Today's publication summarizes the results of psychological tests conducted at the first time point. The tests measure a broad spectrum of abilities, from fine motor control, to social skills, to aspects of intelligence, such as the ability to explain verbal concepts or solve visual puzzles.
Children from low income families performed somewhat more poorly on IQ and achievement tests and displayed more behavioral problems compared to children from middle and higher income families. They did not differ, however, on many other measures of basic cognitive functions, like memory and verbal fluency, or on most measures of social adjustment. A relatively larger percentage of low income children were excluded by the study's rigorous selection criteria, but the healthy low income children who did participate performed above published norms for their demographic. This suggests that in previous studies, general health disparities might have inflated the cognitive gap between low and high income children, Dr. Waber said.
There were hints of much-cited differences in verbal and spatial ability between boys and girls, but these differences were not as sharp as those described in previous reports. In fact, there were no sex differences in verbal fluency. There were also no differences in calculation ability, suggesting that boys and girls have an equal aptitude for math.
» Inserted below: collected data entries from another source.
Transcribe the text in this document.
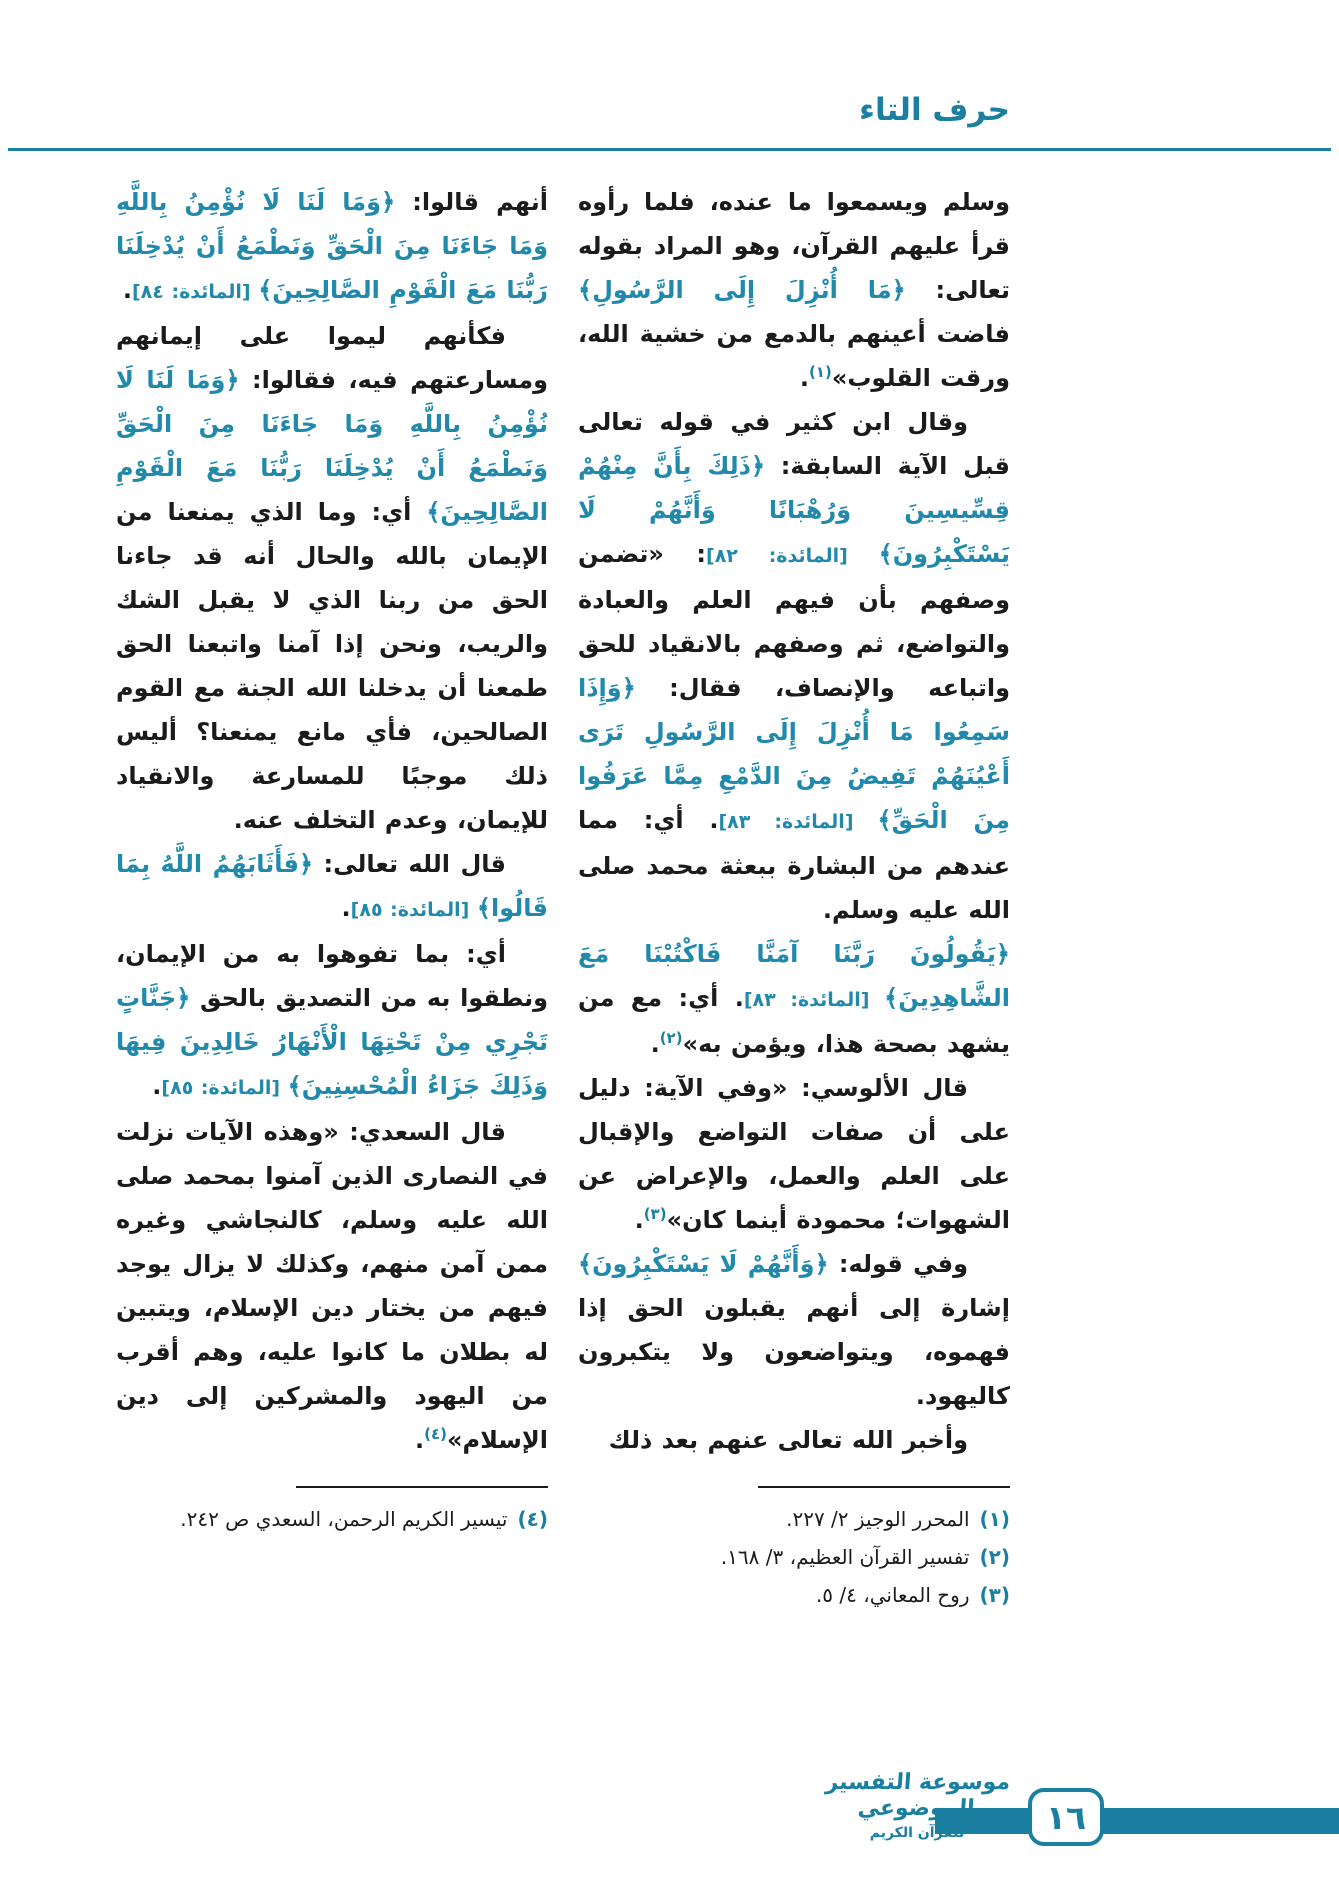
حرف التاء

وسلم ويسمعوا ما عنده، فلما رأوه قرأ عليهم القرآن، وهو المراد بقوله تعالى: ﴿مَا أُنْزِلَ إِلَى الرَّسُولِ﴾ فاضت أعينهم بالدمع من خشية الله، ورقت القلوب»$^{(١)}$.

وقال ابن كثير في قوله تعالى قبل الآية السابقة: ﴿ذَلِكَ بِأَنَّ مِنْهُمْ قِسِّيسِينَ وَرُهْبَانًا وَأَنَّهُمْ لَا يَسْتَكْبِرُونَ﴾ [المائدة: ٨٢]: «تضمن وصفهم بأن فيهم العلم والعبادة والتواضع، ثم وصفهم بالانقياد للحق واتباعه والإنصاف، فقال: ﴿وَإِذَا سَمِعُوا مَا أُنْزِلَ إِلَى الرَّسُولِ تَرَى أَعْيُنَهُمْ تَفِيضُ مِنَ الدَّمْعِ مِمَّا عَرَفُوا مِنَ الْحَقِّ﴾ [المائدة: ٨٣]. أي: مما عندهم من البشارة ببعثة محمد صلى الله عليه وسلم.

﴿يَقُولُونَ رَبَّنَا آمَنَّا فَاكْتُبْنَا مَعَ الشَّاهِدِينَ﴾ [المائدة: ٨٣]. أي: مع من يشهد بصحة هذا، ويؤمن به»$^{(٢)}$.

قال الألوسي: «وفي الآية: دليل على أن صفات التواضع والإقبال على العلم والعمل، والإعراض عن الشهوات؛ محمودة أينما كان»$^{(٣)}$.

وفي قوله: ﴿وَأَنَّهُمْ لَا يَسْتَكْبِرُونَ﴾ إشارة إلى أنهم يقبلون الحق إذا فهموه، ويتواضعون ولا يتكبرون كاليهود.

وأخبر الله تعالى عنهم بعد ذلك

(١)
المحرر الوجيز ٢/ ٢٢٧.
(٢)
تفسير القرآن العظيم، ٣/ ١٦٨.
(٣)
روح المعاني، ٤/ ٥.

أنهم قالوا: ﴿وَمَا لَنَا لَا نُؤْمِنُ بِاللَّهِ وَمَا جَاءَنَا مِنَ الْحَقِّ وَنَطْمَعُ أَنْ يُدْخِلَنَا رَبُّنَا مَعَ الْقَوْمِ الصَّالِحِينَ﴾ [المائدة: ٨٤].

فكأنهم ليموا على إيمانهم ومسارعتهم فيه، فقالوا: ﴿وَمَا لَنَا لَا نُؤْمِنُ بِاللَّهِ وَمَا جَاءَنَا مِنَ الْحَقِّ وَنَطْمَعُ أَنْ يُدْخِلَنَا رَبُّنَا مَعَ الْقَوْمِ الصَّالِحِينَ﴾ أي: وما الذي يمنعنا من الإيمان بالله والحال أنه قد جاءنا الحق من ربنا الذي لا يقبل الشك والريب، ونحن إذا آمنا واتبعنا الحق طمعنا أن يدخلنا الله الجنة مع القوم الصالحين، فأي مانع يمنعنا؟ أليس ذلك موجبًا للمسارعة والانقياد للإيمان، وعدم التخلف عنه.

قال الله تعالى: ﴿فَأَثَابَهُمُ اللَّهُ بِمَا قَالُوا﴾ [المائدة: ٨٥].

أي: بما تفوهوا به من الإيمان، ونطقوا به من التصديق بالحق ﴿جَنَّاتٍ تَجْرِي مِنْ تَحْتِهَا الْأَنْهَارُ خَالِدِينَ فِيهَا وَذَلِكَ جَزَاءُ الْمُحْسِنِينَ﴾ [المائدة: ٨٥].

قال السعدي: «وهذه الآيات نزلت في النصارى الذين آمنوا بمحمد صلى الله عليه وسلم، كالنجاشي وغيره ممن آمن منهم، وكذلك لا يزال يوجد فيهم من يختار دين الإسلام، ويتبين له بطلان ما كانوا عليه، وهم أقرب من اليهود والمشركين إلى دين الإسلام»$^{(٤)}$.

(٤)
تيسير الكريم الرحمن، السعدي ص ٢٤٢.
موسوعة التفسير الموضوعي
للقرآن الكريم	١٦
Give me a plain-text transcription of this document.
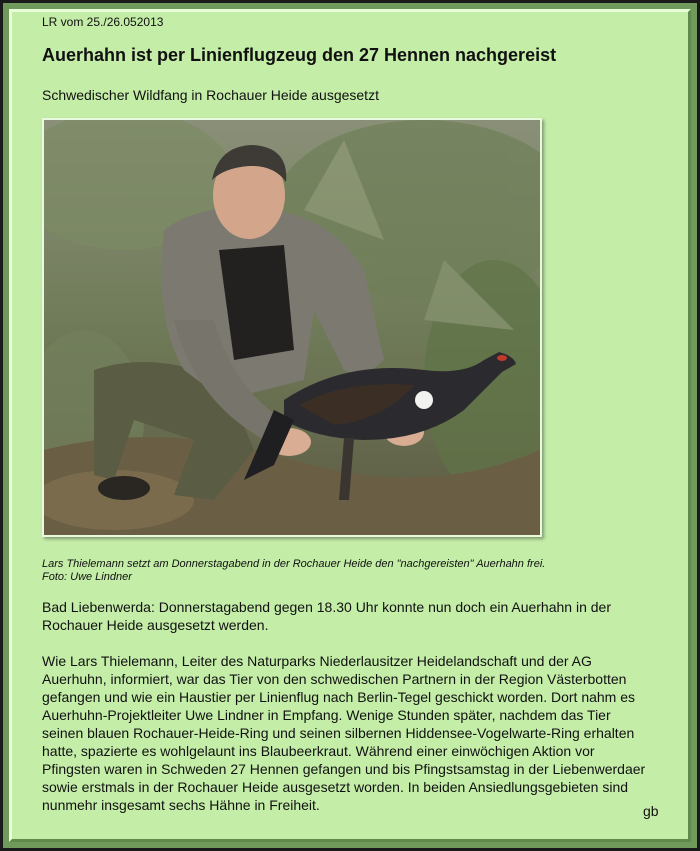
LR vom 25./26.052013
Auerhahn ist per Linienflugzeug den 27 Hennen nachgereist
Schwedischer Wildfang in Rochauer Heide ausgesetzt
Lars Thielemann setzt am Donnerstagabend in der Rochauer Heide den "nachgereisten" Auerhahn frei.
Foto: Uwe Lindner

Bad Liebenwerda: Donnerstagabend gegen 18.30 Uhr konnte nun doch ein Auerhahn in der
Rochauer Heide ausgesetzt werden.

Wie Lars Thielemann, Leiter des Naturparks Niederlausitzer Heidelandschaft und der AG
Auerhuhn, informiert, war das Tier von den schwedischen Partnern in der Region Västerbotten
gefangen und wie ein Haustier per Linienflug nach Berlin-Tegel geschickt worden. Dort nahm es
Auerhuhn-Projektleiter Uwe Lindner in Empfang. Wenige Stunden später, nachdem das Tier
seinen blauen Rochauer-Heide-Ring und seinen silbernen Hiddensee-Vogelwarte-Ring erhalten
hatte, spazierte es wohlgelaunt ins Blaubeerkraut. Während einer einwöchigen Aktion vor
Pfingsten waren in Schweden 27 Hennen gefangen und bis Pfingstsamstag in der Liebenwerdaer
sowie erstmals in der Rochauer Heide ausgesetzt worden. In beiden Ansiedlungsgebieten sind
nunmehr insgesamt sechs Hähne in Freiheit.	gb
Regardless of income or sex, children appeared to improve rapidly on many tasks between ages 6 and 10, with much less dramatic cognitive growth in adolescence. This result fits with previous research suggesting that in adolescence, there is a shift toward integrating what one knows rather than learning new basic skills. Dr. Waber cautions, however, that these data provide "snapshots" of development in different children at different time points, rather than following each child over a series of time points.
"We don't know whether every child's performance slows during adolescence, or whether some children continue to improve, while others do not," Dr. Waber said. "It's also possible that our standard tests don't measure what really changes in adolescence. As we follow these children over time, we will have a better understanding of what's happening."